Can a church be forced to pay for elective abortions even if it goes against its religious beliefs? Apparently, the state of California thinks so.
Back in 2014, a San Diego-area church discovered health insurance for its employees now included coverage for abortions for any reason. And they didn't even know abortion coverage had been added to their insurance policy.
Two months after the fact, Skyline Wesleyan Church located in the La Mesa suburb of San Diego, found that the California Department of Managed Health Care (DMHC) had a new mandate - that churches must cover elective abortions in their health care policies, wiping out the existing accommodations for religious beliefs, regardless of what existing insurance plans included.
Further, their insurance carrier was told in a directive letter from the state, like this one to Aetna seen at the bottom of this linked page, that it didn't even have to alert the church about the change.
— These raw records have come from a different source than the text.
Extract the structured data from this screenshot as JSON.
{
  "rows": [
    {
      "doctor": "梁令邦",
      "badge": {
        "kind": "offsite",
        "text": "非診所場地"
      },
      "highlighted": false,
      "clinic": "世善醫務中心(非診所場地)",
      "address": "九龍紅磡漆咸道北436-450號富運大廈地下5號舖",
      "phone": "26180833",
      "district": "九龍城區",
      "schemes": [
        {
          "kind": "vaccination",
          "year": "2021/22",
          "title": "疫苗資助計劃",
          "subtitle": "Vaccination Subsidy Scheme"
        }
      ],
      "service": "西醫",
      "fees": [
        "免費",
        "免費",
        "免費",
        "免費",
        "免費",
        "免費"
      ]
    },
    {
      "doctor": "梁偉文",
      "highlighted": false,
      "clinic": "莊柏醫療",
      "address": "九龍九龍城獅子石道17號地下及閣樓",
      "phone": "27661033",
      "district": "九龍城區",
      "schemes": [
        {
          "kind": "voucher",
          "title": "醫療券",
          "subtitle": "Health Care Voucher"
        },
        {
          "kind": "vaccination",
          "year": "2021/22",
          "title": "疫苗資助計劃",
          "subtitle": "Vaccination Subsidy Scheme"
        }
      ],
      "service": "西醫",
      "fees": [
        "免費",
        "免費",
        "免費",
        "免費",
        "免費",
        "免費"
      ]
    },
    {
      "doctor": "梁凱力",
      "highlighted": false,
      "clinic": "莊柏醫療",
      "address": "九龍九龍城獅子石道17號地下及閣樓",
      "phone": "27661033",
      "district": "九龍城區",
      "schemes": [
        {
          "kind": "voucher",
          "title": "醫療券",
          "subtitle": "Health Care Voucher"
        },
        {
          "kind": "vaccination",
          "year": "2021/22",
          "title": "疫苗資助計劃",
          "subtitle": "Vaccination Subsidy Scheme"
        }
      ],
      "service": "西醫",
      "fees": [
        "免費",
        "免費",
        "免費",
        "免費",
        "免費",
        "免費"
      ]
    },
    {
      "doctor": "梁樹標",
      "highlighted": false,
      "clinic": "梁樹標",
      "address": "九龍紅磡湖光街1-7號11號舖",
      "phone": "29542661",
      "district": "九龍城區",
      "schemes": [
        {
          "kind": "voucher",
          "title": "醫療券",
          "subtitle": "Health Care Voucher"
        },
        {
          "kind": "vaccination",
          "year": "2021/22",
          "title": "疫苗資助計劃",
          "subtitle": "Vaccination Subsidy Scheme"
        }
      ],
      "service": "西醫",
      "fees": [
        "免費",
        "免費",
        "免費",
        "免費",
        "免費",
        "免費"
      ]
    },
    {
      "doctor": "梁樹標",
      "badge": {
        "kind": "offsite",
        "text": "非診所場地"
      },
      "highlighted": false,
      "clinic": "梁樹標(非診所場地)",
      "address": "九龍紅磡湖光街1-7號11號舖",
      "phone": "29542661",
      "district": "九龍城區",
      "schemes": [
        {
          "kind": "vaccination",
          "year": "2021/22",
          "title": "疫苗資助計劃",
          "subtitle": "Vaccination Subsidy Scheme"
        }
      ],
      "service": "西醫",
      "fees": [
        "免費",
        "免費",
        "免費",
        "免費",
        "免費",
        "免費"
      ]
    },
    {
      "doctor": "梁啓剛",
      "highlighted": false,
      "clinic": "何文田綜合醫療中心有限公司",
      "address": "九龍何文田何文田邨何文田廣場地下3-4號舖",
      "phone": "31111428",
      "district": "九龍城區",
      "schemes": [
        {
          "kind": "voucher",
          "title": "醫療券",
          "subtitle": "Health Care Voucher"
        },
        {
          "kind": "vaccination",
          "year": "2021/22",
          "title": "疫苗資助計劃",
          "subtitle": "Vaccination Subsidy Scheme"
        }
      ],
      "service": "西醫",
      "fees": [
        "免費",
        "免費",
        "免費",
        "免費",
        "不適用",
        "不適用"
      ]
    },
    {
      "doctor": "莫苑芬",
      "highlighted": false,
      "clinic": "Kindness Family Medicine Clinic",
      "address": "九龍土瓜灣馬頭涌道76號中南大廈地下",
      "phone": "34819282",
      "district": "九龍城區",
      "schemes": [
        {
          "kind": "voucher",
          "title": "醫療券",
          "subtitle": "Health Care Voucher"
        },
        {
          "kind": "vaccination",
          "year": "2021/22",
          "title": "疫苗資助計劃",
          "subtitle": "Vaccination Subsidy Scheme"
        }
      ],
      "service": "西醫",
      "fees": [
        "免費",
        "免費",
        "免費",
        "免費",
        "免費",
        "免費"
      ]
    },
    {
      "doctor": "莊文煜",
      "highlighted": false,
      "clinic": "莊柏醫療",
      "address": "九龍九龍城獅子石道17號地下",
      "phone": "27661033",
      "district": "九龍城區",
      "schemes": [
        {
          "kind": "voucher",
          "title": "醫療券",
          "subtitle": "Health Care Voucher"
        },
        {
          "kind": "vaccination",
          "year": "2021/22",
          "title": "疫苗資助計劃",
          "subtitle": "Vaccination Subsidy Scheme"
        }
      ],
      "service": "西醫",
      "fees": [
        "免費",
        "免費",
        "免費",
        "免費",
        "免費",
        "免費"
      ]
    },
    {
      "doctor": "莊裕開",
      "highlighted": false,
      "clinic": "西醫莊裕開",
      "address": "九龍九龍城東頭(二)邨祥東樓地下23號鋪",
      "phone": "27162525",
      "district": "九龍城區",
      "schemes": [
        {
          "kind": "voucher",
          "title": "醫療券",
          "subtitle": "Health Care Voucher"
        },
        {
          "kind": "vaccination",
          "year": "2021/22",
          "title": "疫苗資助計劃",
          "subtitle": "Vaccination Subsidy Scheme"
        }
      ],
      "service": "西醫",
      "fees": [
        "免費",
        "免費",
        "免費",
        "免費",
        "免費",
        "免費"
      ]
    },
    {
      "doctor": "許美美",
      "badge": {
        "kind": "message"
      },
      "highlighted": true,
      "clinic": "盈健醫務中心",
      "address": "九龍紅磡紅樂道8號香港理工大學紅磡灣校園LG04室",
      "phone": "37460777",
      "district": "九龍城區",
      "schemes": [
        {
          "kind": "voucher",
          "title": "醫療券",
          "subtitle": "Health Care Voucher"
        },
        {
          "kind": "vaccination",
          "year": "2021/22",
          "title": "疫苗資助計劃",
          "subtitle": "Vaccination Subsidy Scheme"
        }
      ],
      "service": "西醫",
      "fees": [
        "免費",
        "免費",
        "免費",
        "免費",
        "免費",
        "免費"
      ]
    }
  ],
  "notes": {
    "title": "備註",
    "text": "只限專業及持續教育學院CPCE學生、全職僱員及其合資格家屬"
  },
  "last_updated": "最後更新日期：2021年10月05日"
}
Senior Counsel Jeremiah Galus with the Alliance Defending Freedom told CBN News, "It wasn't until the church reached out to its insurer that the church leadership team even knew about the changes."
That's not something that sat well with a church that believes life begins at conception and that abortion goes against the teachings of the Bible.
In a statement, Lisa Amann, one of the church's pastors, expressed that belief to CBN News, "As a Christian and pastor, my religious beliefs forbid me from paying for or facilitating access to elective abortions in any way, including through healthcare insurance. That's because the Bible is crystal clear about abortion and the sanctity of human life. Skyline Church, and all churches, should be free to peacefully live out their beliefs about the value of every human life. The government should respect such deeply held and foundational convictions, not force churches to violate them."
So how did a decades-long policy that had been interpreted to allow freedom for religious groups get turned on its head?
Galus says nobody knew how until he and his team filed a lawsuit and went through legal discovery. Come to find out the Department of Managed Health Care had been meeting months before with Planned Parenthood and other abortion providers discussing the change.
The abortionists were alarmed that a couple of Catholic colleges had removed abortion coverage from their insurance policies. The purpose of their collaboration with the state was to figure out how to stop others from doing the same. Making elective abortion part of basic health care insurance requirements appeared to be the answer.
Galus says the state of California knew that only religious organizations had insurance plans without that kind of coverage, making the state's focus of the new mandate quite clear. "It was a real targeting of people of faith," he says.
That's why Skyline Church went to court. After the lower court denied its request for relief, the church asked the US Court of Appeals for the Ninth Circuit to reverse that decision. And on November 4, 2019, Alliance Defending Freedom attorneys argued the case in front of the Ninth Circuit.
Six long years after it began to fight back, this week Skyline Church got some good news.
On May 13th, the 9th Circuit Federal Appeals Court ruled in its favor, and held that the lower court was wrong to dismiss the church's claims. Galus says his team will now be able to argue the constitutionality of the state's mandate back in the lower court.
It's unknown yet whether the state will appeal the 9th Circuit's ruling. But one thing Galus is sure of – the legal principles involved in this case are of critical importance, something he hopes the lower court now will recognize.
"Churches should be able to operate according to their beliefs. And it's not just important for Skyline Church, but for churches all across the country."